Последние слова вырвались с протяжным выдохом и шипением. Взгляд остекленел и замер, совсем как у кардинальского секретаря Франца. Кушнаф был мертв.
Гильермо скорчился в самом дальнем углу, завернувшись в плащ-тогу, как палатку или саван. Араб сослужил монаху неплохую службу, сам того не желая - когда началась стрельба, мудрый восточный человек сразу кинулся в укрытие, невольно увлекая за собой переодеваемого клиента. Лишь поэтому Боскэ не получил вторую пулю и вообще оказался вне зоны видимости снайпера. Сам же араб сбежал через черный ход, впрочем недалеко, судя по коротким и близким очередям пистолетов-пулеметов. Его малолетний помощник залез в шкаф и закрылся изнутри
- Все, помер, - констатировал украинец, приваливаясь к стене и отряхивая с пальцев красные капли.
Хольг проскрипел что-то резкое и быстрое на непонятном языке. Это не было командой, поскольку никто не отреагировал, скорее просто энергичное ругательство. Гильермо молча и неотрывно смотрел на двух мертвецов, что лежали в мелких частых лужицах красной жидкости. Нельзя сказать, что зрелище было совсем уж ему чуждо, все-таки ранее уже состоялось «приключение» в отеле с перестрелкой и трупами. Однако тогда все случилось слишком быстро и сумбурно. А сейчас наоборот - Господь как будто старался показать как можно нагляднее, что такое убийство во всем его отвратительном естестве.
«Это кровь», - прошептал голос на задворках сознания. - «Настоящая кровь.
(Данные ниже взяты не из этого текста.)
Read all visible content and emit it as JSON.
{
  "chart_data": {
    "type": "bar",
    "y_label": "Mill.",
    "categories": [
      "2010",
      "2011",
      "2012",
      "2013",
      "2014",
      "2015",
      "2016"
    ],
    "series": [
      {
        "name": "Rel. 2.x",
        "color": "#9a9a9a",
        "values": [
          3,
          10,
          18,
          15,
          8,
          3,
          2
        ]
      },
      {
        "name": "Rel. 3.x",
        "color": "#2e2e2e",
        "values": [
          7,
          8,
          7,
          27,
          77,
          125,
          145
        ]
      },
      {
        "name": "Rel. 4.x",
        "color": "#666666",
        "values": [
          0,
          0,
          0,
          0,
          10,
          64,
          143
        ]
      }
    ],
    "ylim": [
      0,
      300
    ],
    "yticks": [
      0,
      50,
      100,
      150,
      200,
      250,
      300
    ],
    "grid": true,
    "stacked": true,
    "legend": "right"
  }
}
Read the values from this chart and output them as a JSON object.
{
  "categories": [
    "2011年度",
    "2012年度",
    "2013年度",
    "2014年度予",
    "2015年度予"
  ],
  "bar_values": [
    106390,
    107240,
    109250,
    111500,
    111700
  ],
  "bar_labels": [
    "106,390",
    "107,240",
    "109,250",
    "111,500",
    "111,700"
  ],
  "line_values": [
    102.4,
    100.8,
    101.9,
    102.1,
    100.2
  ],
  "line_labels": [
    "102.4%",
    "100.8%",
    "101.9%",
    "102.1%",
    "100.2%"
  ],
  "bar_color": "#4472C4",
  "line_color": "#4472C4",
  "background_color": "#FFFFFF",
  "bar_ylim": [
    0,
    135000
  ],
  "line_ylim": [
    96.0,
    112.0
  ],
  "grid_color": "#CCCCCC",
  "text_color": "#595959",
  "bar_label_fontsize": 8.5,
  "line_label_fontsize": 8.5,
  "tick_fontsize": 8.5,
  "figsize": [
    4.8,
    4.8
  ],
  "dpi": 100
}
И настоящие мертвые люди. Минуту назад они были живы, ходили, разговаривали. Каждый из них был вместилищем Божьей искры и целой вселенной. А теперь они лежат бездыханной плотью. Потому что они убиты. Насмерть. Навсегда.»
Максвелл укрылся за стойкой, хорошей, прочной и солидной. Защелкал чем-то увесисто-железным.
Гильермо, не отрываясь, смотрел на бледное лицо Франца. Единственного человека, который заботился о нем в этих страшных краях и вообще связывал с прежним миром.